Il y a aussi le processus d’obtention du permis d’exercice, particulièrement complexe et plutôt dissuasif pour les finissants étrangers ou les médecins hors Québec. De fait, la proportion de médecins formés à l’étranger ne cesse de diminuer au Québec depuis 20 ans, s’établissant à 8,2 % à peine en 2021, ce qui est le taux le plus faible du pays, dont la moyenne se chiffre à 25,7 %(25) (voir la Figure 3).

Ce faible ratio est d’autant plus étonnant que le Québec a signé avec la France en 2008 une entente de reconnaissance des titres de compétence touchant plusieurs professions, dont celles d’infirmière et de médecin(26). Les complications administratives sont toutefois telles que des centaines de médecins français qualifiés se heurtent régulièrement à un refus(27). Par exemple, en 2016, seulement 44 % des médecins français ayant présenté une demande ont pu obtenir un permis d’exercice(28). Les médecins québécois qui souhaitent pratiquer en France ont besoin de moins de deux mois pour obtenir une autorisation et commencer à exercer. Pour les médecins français qui franchissent toutes les étapes au Québec, c’est souvent plus de deux ans(29).

Le tableau n’est pas plus reluisant pour les médecins arrivant d’une autre province. En fait, pour 14 des 20 dernières années, le Québec a vu partir plus de médecins qu’il n’en a vu arriver(30). Les études indiquent que la décision de changer de province, chez les médecins, peut être motivée par divers facteurs tels que les particularités personnelles, les conditions de pratique, la situation familiale, la rémunération et le milieu(31). Les complications administratives présidant à l’obtention de la reconnaissance du titre et du permis d’exercice jouent alors un rôle majeur(32).

Ainsi, non seulement le Québec n’est pas suffisamment attrayant pour les médecins formés à l’étranger, mais il ne l’est pas non plus pour les médecins des autres provinces, et ce, malgré une rémunération plus ou moins équivalente à la moyenne du pays en 2018-2019(33). On ne peut donc pas compter sur les apports extérieurs pour combler la taille insuffisante des cohortes formées dans la province.

Sans compter que les médecins, comme le reste de la population, ne rajeunissent pas. Au cours des 10 dernières années, 14,5 % en moyenne des médecins du Québec avaient passé l’âge habituel de la retraite de 65 ans(34). Une étude du Collège des médecins de famille du Canada a révélé que 32,3 % des médecins ayant entre 65 et 74 ans prévoyaient prendre leur retraite dans les deux ans, de même que 35,4 % des médecins de plus de 75 ans(35). Compte tenu de la répartition des âges dans la profession, le Québec peut ainsi prévoir perdre environ 1083 médecins d’ici 2024, soit l’équivalent de plus d’une cohorte universitaire entière étant donné les quotas d’admission présentement en vigueur(36).

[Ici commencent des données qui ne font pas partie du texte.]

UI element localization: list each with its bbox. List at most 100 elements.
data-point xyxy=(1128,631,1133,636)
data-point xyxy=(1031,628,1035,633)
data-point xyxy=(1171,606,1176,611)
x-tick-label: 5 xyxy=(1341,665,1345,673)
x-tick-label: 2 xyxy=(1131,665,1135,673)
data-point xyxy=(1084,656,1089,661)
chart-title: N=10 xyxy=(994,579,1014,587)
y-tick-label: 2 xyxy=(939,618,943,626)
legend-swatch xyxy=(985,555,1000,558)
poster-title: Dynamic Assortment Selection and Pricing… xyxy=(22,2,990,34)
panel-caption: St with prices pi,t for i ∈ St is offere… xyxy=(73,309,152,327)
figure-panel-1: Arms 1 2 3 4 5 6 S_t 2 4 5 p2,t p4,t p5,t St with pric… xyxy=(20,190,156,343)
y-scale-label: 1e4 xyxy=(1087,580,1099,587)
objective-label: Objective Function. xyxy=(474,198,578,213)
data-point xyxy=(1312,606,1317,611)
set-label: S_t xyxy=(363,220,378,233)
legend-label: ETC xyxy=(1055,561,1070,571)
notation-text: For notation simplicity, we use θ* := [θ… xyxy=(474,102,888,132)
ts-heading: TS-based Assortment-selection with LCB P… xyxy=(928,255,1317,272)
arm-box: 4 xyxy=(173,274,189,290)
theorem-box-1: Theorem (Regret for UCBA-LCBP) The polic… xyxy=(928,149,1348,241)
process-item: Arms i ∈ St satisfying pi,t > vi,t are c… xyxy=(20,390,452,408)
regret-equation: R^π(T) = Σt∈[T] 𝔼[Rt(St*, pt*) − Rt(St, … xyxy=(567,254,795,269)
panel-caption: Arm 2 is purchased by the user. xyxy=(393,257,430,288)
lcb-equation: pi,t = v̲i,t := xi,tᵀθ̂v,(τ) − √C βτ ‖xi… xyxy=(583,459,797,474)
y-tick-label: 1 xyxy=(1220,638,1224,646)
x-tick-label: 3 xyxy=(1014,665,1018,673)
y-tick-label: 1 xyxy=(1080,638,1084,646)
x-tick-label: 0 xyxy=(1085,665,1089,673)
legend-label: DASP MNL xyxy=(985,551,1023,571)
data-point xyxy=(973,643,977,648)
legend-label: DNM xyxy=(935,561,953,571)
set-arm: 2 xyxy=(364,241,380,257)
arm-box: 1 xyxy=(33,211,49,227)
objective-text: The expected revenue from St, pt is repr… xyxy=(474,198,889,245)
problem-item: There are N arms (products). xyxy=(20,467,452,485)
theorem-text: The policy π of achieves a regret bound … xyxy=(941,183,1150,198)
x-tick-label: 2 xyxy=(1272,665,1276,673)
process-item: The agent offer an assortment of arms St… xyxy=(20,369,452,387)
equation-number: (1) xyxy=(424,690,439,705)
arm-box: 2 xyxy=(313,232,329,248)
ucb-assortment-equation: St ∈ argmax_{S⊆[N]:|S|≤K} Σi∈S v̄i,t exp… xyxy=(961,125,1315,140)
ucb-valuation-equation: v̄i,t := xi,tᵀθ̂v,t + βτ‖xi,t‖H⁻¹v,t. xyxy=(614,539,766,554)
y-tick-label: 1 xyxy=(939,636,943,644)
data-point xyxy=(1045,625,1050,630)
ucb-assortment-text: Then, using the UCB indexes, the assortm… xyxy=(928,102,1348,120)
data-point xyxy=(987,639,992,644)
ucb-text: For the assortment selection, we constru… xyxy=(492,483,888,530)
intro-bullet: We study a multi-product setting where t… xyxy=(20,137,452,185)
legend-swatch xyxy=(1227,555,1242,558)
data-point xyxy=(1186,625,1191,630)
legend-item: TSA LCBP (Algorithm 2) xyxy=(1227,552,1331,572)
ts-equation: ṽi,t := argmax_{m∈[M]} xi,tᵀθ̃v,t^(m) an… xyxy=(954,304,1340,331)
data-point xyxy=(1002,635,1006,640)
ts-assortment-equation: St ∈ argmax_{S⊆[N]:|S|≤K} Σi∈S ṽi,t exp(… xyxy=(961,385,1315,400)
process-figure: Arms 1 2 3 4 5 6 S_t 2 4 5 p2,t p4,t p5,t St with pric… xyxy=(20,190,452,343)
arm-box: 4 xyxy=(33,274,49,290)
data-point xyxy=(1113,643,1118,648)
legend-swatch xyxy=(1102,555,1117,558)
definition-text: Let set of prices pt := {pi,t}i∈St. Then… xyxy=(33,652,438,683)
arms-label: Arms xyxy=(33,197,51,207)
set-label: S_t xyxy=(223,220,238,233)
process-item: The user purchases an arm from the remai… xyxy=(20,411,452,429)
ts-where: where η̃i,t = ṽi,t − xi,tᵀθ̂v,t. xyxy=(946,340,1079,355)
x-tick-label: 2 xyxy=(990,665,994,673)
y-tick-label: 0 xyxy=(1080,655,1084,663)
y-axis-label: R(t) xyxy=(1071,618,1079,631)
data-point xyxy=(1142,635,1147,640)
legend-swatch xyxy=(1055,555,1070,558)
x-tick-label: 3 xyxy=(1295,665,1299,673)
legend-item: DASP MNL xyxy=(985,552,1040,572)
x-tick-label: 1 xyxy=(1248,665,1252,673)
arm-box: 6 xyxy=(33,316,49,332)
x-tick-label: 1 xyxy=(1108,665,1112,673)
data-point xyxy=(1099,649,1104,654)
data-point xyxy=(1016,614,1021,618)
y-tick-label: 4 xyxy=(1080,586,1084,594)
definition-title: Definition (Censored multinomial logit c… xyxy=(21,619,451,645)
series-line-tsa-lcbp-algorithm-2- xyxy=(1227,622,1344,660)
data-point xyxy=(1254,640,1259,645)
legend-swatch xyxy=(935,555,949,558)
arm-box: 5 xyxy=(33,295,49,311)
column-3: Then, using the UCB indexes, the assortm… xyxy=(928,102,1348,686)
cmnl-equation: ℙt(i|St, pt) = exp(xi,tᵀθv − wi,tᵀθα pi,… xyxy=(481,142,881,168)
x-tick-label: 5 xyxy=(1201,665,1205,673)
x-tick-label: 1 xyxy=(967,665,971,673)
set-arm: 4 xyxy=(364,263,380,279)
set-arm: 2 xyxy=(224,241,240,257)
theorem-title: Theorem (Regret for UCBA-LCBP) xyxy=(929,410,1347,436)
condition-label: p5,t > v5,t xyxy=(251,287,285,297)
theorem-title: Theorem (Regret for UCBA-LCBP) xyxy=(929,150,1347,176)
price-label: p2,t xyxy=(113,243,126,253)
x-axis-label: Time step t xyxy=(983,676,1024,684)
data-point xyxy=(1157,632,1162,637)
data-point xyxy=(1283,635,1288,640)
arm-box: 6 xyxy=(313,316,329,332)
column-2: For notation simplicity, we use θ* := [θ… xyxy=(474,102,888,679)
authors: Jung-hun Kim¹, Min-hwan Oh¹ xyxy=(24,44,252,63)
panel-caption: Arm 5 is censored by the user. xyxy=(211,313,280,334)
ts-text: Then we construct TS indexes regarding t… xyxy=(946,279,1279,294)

Ajoutons que la relève se fait rare chez les médecins de famille : on enregistre une augmentation des postes de résidence vacants dans la province(37). Depuis 2013, on compte ainsi plus de 400 postes de résidence non pourvus au Québec(38).

Cela dit, combien de médecins nous faut-il? Même l’Association médicale canadienne ne le sait pas(39). Pour atteindre la moyenne de l’OCDE de 2019, soit 3,8 médecins par 1000 habitants, à partir de son chiffre actuel de 2,5, le Québec aurait besoin d’environ 10 135 nouveaux médecins dès aujourd’hui(40). Compte tenu de la taille des cohortes universitaires, du petit nombre de médecins formés à l’extérieur du Québec entrant sur le territoire, de la répartition des âges et des départs à la retraite planifiés, au rythme actuel, il faudrait au Québec 37 ans pour atteindre la moyenne de 2019 de l’OCDE(41) (voir la Figure 4).

Que faire? D’abord, mieux utiliser les ressources existantes

Le Québec se doit d’améliorer l’accès aux soins de santé pour sa population. En plus d’autoriser la pratique mixte et une croissance dans la participation du secteur privé dans la prestation de soins(42), un des moyens les plus simples pour y arriver consiste à mieux utiliser les ressources existantes. Pensons aux infirmières praticiennes spécialisées (IPS) et aux pharmaciens, qui bénéficient d’une formation comparable à celle des médecins à certains égards et à qui on pourrait déléguer certaines tâches ou fonctions(43) afin de permettre aux médecins de se consacrer davantage aux cas complexes ou de suivre davantage de patients.

Certaines modifications législatives récentes au Québec ont accordé plus d’autonomie aux IPS, qui peuvent dorénavant poser certains diagnostics, prescrire des tests à cet effet, exécuter certaines opérations médicales (sutures, injections articulaires) et prescrire et administrer certains médicaments, entre autres(44), sans être obligées de travailler constamment de concert avec un médecin(45). Cette autonomie leur permet de prendre en charge plus complètement des patients qui autrement mobiliseraient le temps des médecins.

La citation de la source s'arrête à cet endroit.